In 1991, the business reportedly made $2.7 million, a product that had grown to $4.1 million by the next year, and $9 million by 1993. By that point, Snyder Communications LP moved into telemarketing and was targeting the immigrant market specifically. The company offered a broad spectrum of marketing activities including proprietary product sampling, sponsored information in prime locations, field sales, and more.


The success of Snyder Communications LP was grand and by the age of 32, Daniel Snyder became the youngest ever CEO of a New York Stock Exchange-listed company. Early investors included Barry Diller and Dan Lufkin, a renowned New York investor.


At this point, Daniel Snyder gave Mortimer Zuckerman and Fred Drasner shares in his company to repay them for a previous business investment. His parents also had shares in the company, which they sold for more than $60 million.


After this investment, Dan Snyder continued to grow the business. By 1998, the business was reportedly worth $1 billion in annual revenues and was employing more than 12,000 staff members.
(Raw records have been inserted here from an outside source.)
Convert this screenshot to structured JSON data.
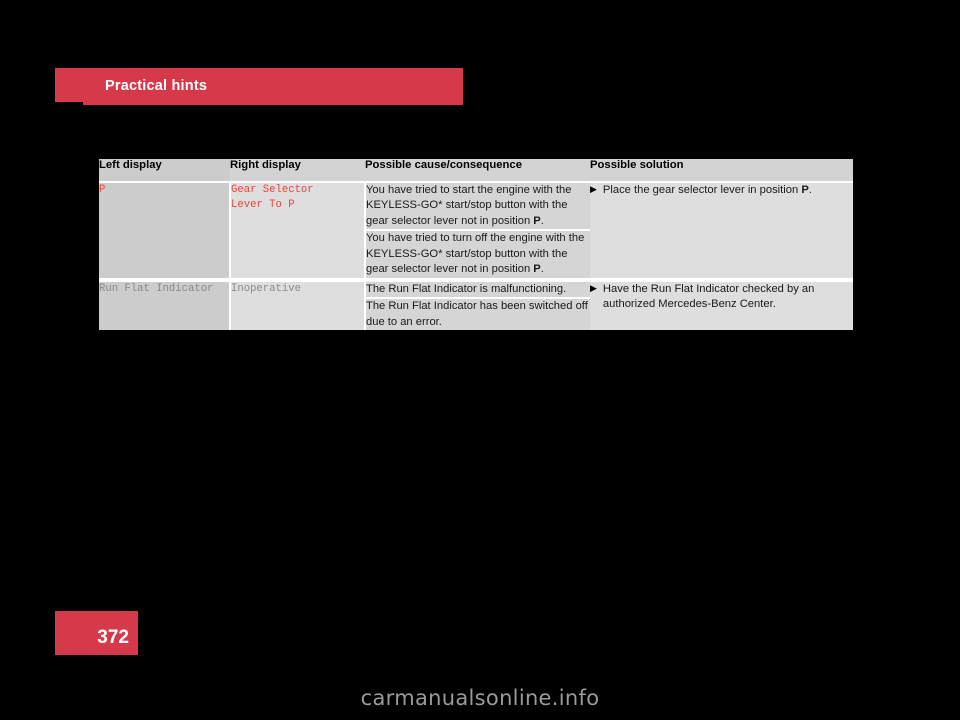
{
  "section": {
    "title": "Practical hints"
  },
  "page": {
    "number": "372",
    "watermark": "carmanualsonline.info"
  },
  "colors": {
    "accent_red": "#d6394a",
    "display_red_text": "#ee4337",
    "display_grey_text": "#8a8a8a",
    "col1_bg": "#cccccc",
    "col2_bg": "#dedede",
    "cause_bg": "#d5d5d5",
    "solution_bg": "#dedede",
    "header_bg": "#cccccc"
  },
  "table": {
    "headers": [
      "Left display",
      "Right display",
      "Possible cause/consequence",
      "Possible solution"
    ],
    "rows": [
      {
        "left_display": [
          "P"
        ],
        "left_display_style": "red",
        "right_display": [
          "Gear Selector",
          "Lever To P"
        ],
        "right_display_style": "red",
        "causes": [
          "You have tried to start the engine with the KEYLESS-GO* start/stop button with the gear selector lever not in position P.",
          "You have tried to turn off the engine with the KEYLESS-GO* start/stop button with the gear selector lever not in position P."
        ],
        "solutions": [
          "Place the gear selector lever in position P."
        ],
        "bullet": "▶"
      },
      {
        "left_display": [
          "Run Flat Indicator"
        ],
        "left_display_style": "grey",
        "right_display": [
          "Inoperative"
        ],
        "right_display_style": "grey",
        "causes": [
          "The Run Flat Indicator is malfunctioning.",
          "The Run Flat Indicator has been switched off due to an error."
        ],
        "solutions": [
          "Have the Run Flat Indicator checked by an authorized Mercedes-Benz Center."
        ],
        "bullet": "▶"
      }
    ]
  }
}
Two years later, Daniel Snyder sold his enterprise to the French marketing group Havas in the largest transaction in the history of the advertising industry. It is estimated that Daniel Snyder’s personal share of the proceeds was up to $300 million.
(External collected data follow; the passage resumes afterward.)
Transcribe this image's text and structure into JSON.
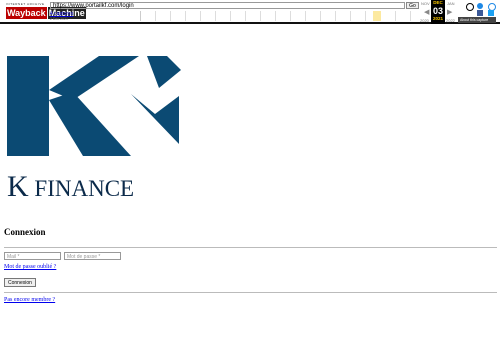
{
  "wayback": {
    "logo_top": "INTERNET ARCHIVE",
    "logo_word_1": "Wayback",
    "logo_word_2": "Machine",
    "url": "https://www.portailkf.com/login",
    "go_label": "Go",
    "captures": "4 captures",
    "capture_dates": "2 Dec 2021",
    "months": {
      "prev": "NOV",
      "current": "DEC",
      "next": "JAN"
    },
    "current_day": "03",
    "years": {
      "prev": "2020",
      "current": "2021",
      "next": "2022"
    },
    "about_label": "About this capture",
    "icons": [
      "user-icon",
      "help-icon",
      "share-icon",
      "facebook-icon",
      "twitter-icon"
    ]
  },
  "brand": {
    "name_first": "K",
    "name_rest": " FINANCE",
    "color": "#0b4a73"
  },
  "login": {
    "title": "Connexion",
    "mail_placeholder": "Mail *",
    "password_placeholder": "Mot de passe *",
    "forgot_link": "Mot de passe oublié ?",
    "submit_label": "Connexion",
    "signup_link": "Pas encore membre ?"
  }
}
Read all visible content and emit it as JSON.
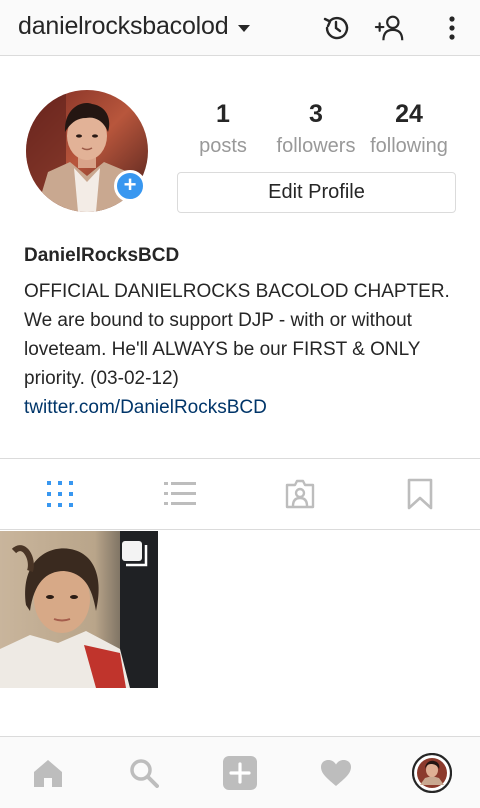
{
  "header": {
    "username": "danielrocksbacolod",
    "icons": [
      "chevron-down-icon",
      "history-icon",
      "add-person-icon",
      "more-vertical-icon"
    ]
  },
  "profile": {
    "stats": [
      {
        "value": "1",
        "label": "posts"
      },
      {
        "value": "3",
        "label": "followers"
      },
      {
        "value": "24",
        "label": "following"
      }
    ],
    "edit_button": "Edit Profile",
    "full_name": "DanielRocksBCD",
    "bio": "OFFICIAL DANIELROCKS BACOLOD CHAPTER. We are bound to support DJP - with or without loveteam. He'll ALWAYS be our FIRST & ONLY priority. (03-02-12)",
    "link": "twitter.com/DanielRocksBCD"
  },
  "tabs": [
    "grid-view-icon",
    "list-view-icon",
    "tagged-icon",
    "saved-icon"
  ],
  "colors": {
    "accent": "#3897f0",
    "link": "#003569",
    "border": "#dbdbdb",
    "muted": "#999999",
    "inactive_icon": "#bdbdbd"
  },
  "bottom_nav": [
    "home-icon",
    "search-icon",
    "new-post-icon",
    "activity-icon",
    "profile-icon"
  ]
}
When the former owner of the Redskins (now the Washington Football Team) Jack Kent Cooke died in 1999, Daniel Snyder bought the team and its stadium for $800 million. Most of the deal was financed using borrowed money with $155 million debt assumed by the stadium. Dan Snyder also reportedly borrowed 340 million from Société Générale.


To help settle these debates, he later sold 15% of the team to a real estate developer called Dwight Schar, another 15% to Florida financier Robert Rothman, and a final 5% to Frederick W. Smith, the founder of FedEx. That left Dan Snyder with 65% of the company. The stadium is now renamed as the FedExField. Since taking on the sporting team, the annual revenue has increased greatly from $100 million a year to $245 million in 2005.
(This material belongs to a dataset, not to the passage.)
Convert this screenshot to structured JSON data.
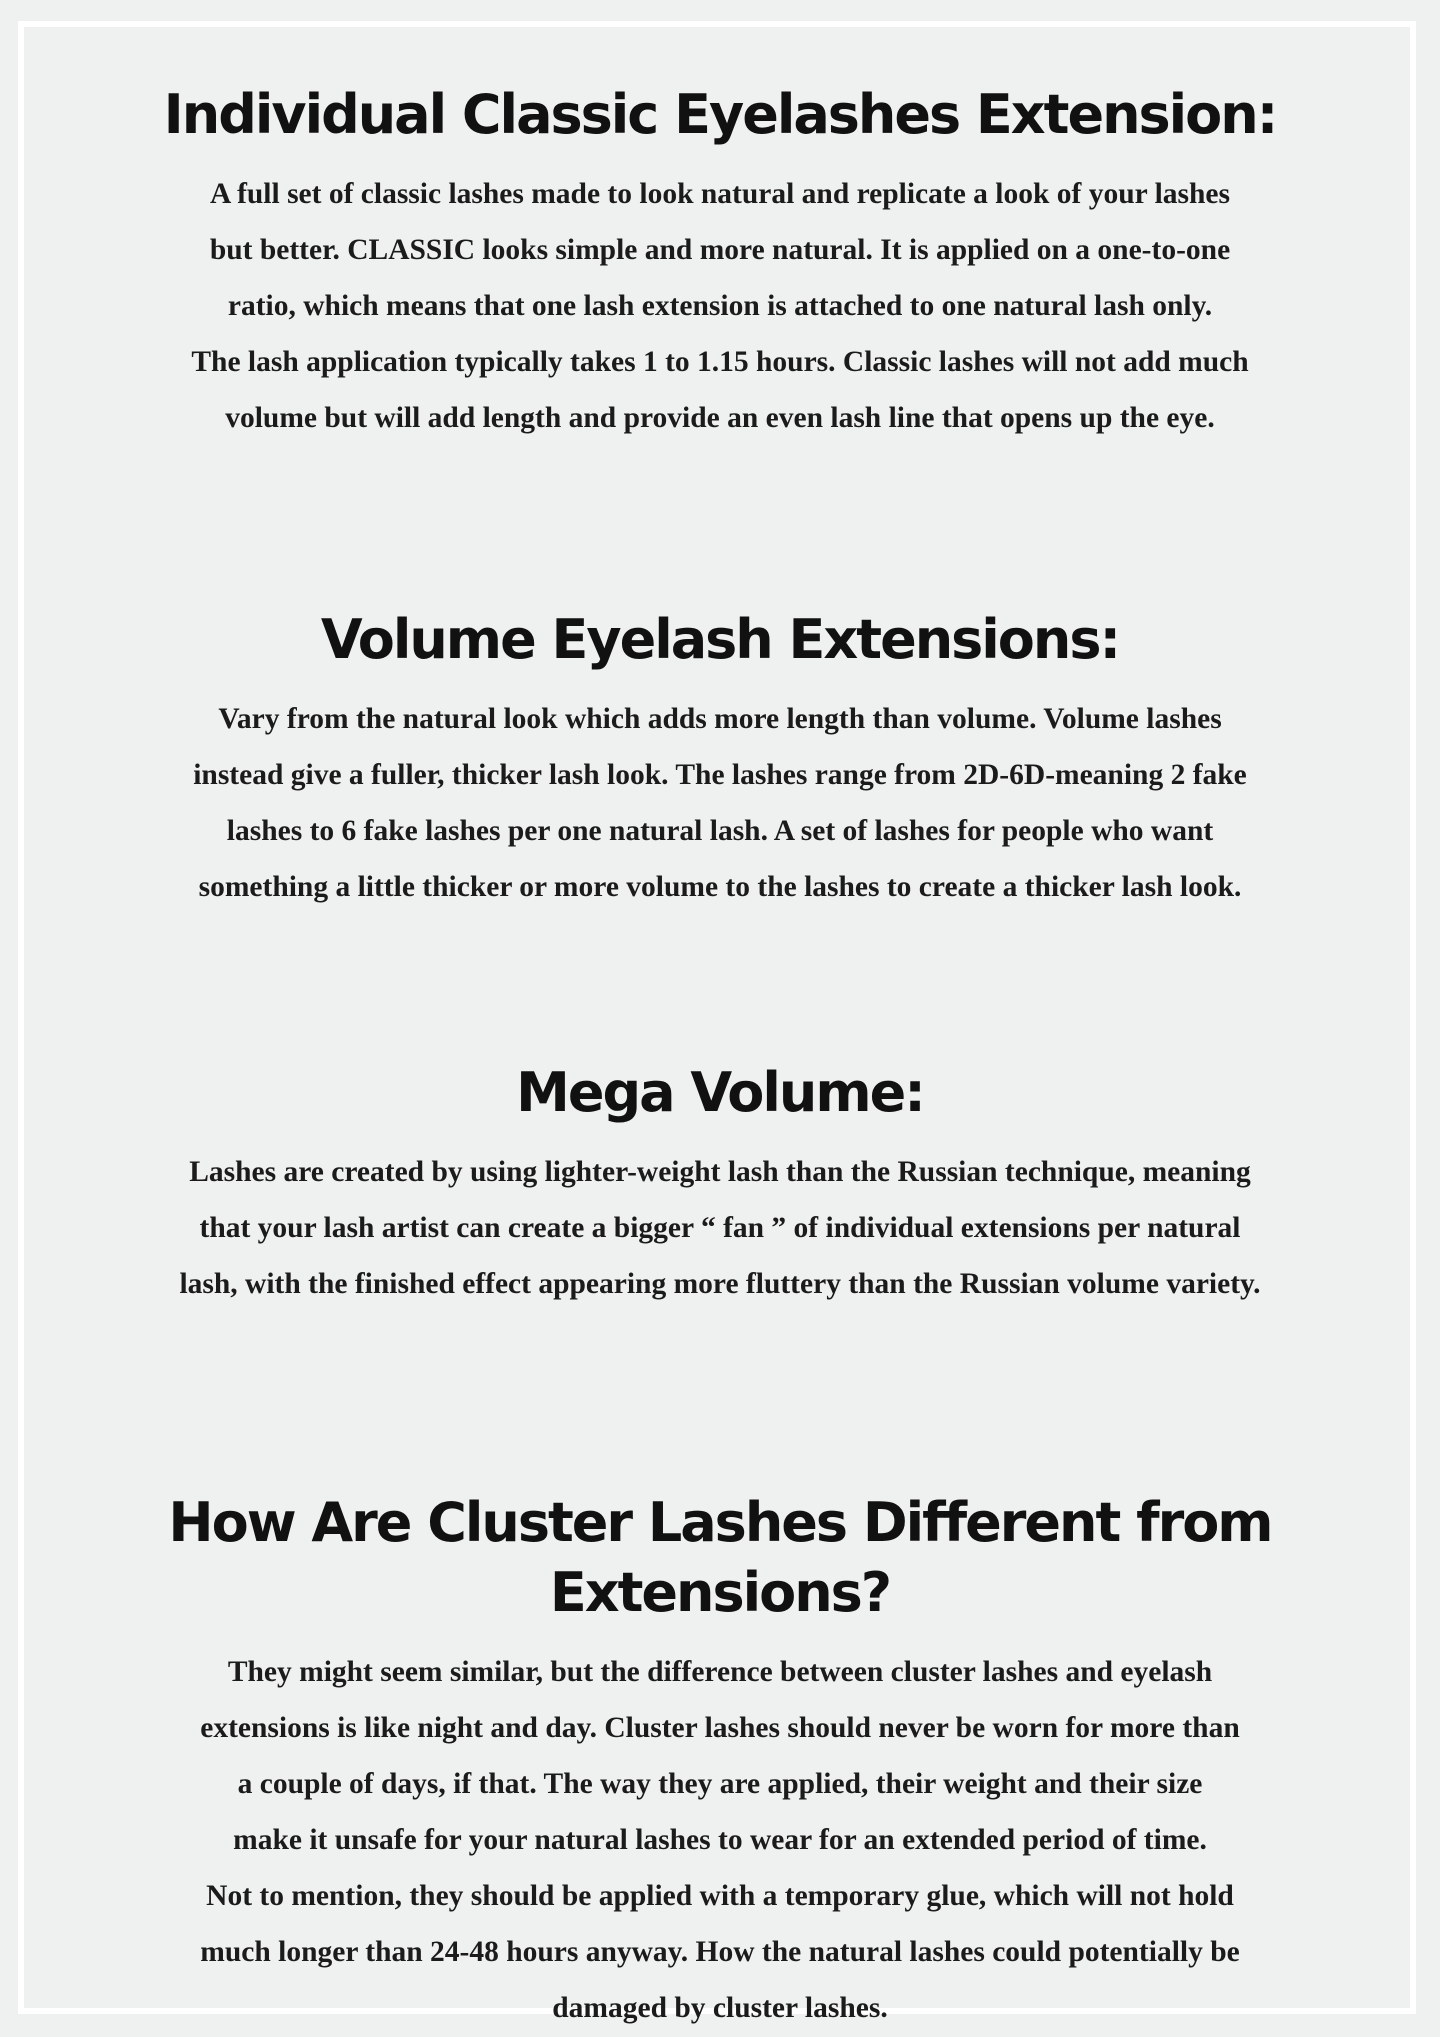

Thanks to his successes in the area, Daniel Snyder is now part of the Pro Football Hall of Fame. Toward the late 2010s, he started sitting on committees including the Broadcast Committee, the Digital Media Committee, and the Business Ventures Committee. What’s more, he is also a member of the Greater Washington Jewish Sports Hall of Fame.



Over the years, Dan Snyder has become known for his philanthropy. After the September 11 attacks, he donated $1 million to help the victims and those affected. Similarly, after Hurricane Katrina, he donated $600,000 to help the victims. He has also paid for charitable food shipping for victims of the 2004 tsunami in Indonesia and Thailand.


Aside from these donations, Daniel Snyder has also founded his own organizations. In the year 2000, he started the Washington Redskins Charitable Foundation. Later, 2014, he started the Washington Redskins Original Americans Foundation, an organization that offers opportunities and resources to people in tribal and Native American communities.